MGPs and Insurance Coverage: New and Old Historical Sources Working Together
This poster presentation examines MGP research strategies and the value of a range of new — and perhaps unexpected — MGP-related historical source material. These new sources, when combined with conventional document sets, provide litigators with an important toolset in determining if insurance claims for legacy environmental liabilities associated with former MGP sites should be honored or disputed in legal forums.
Utility company environmental and legal managers as well as insurance industry adjusters have long known that earlier insurance policies lacking pollution exclusion language could generally be invoked to cover legacy liabilities, if the MGPs were operated in a non-negligent manner consistent with standard waste disposal practices at the time. Contaminant releases caused by industrial accidents and clear “acts of god,” including floods and fires, might also be “trigger events” for coverage, if MGP superintendents did not cause or worsen such events. Yet MGP activities over time such as tar “disposal” are often complex, involving byproduct recovery and decommissioning and requiring careful research in order to establish what practices were followed and which events, if any, might legitimately trigger coverage.

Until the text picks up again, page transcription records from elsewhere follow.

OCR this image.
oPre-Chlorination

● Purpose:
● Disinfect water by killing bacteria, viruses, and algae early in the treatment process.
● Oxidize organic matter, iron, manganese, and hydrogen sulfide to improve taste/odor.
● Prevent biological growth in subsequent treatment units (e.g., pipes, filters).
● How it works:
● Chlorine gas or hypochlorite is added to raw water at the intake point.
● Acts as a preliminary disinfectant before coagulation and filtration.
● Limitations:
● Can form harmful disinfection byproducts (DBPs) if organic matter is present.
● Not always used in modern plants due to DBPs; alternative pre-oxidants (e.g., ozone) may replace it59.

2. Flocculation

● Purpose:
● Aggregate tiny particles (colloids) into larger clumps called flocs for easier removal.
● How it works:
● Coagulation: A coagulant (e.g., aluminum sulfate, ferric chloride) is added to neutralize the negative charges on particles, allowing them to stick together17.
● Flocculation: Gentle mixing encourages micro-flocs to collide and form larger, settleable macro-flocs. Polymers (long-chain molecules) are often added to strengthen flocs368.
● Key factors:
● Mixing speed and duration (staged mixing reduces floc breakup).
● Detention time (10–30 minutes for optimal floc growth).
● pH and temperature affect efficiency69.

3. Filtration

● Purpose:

As professional historians with a core specialty in MGP research, we have seen the array of sources and techniques which can shed light on these questions significantly evolve over the past two decades. The poster depicts this evolution and describes the value of these new resources to MGP professionals. Although older documents such as industry handbooks and annual MGP returns remain critical for these investigations, new, and significantly underutilized document sets provide further data points for MGP investigation. These include online searchable newspapers and 19th and 20th century trade literature; environmental reports on MGP decommissioning and early remediation; corporate memos and interviews with key company executives; and cultural resource reports and studies often documenting once-extant structures.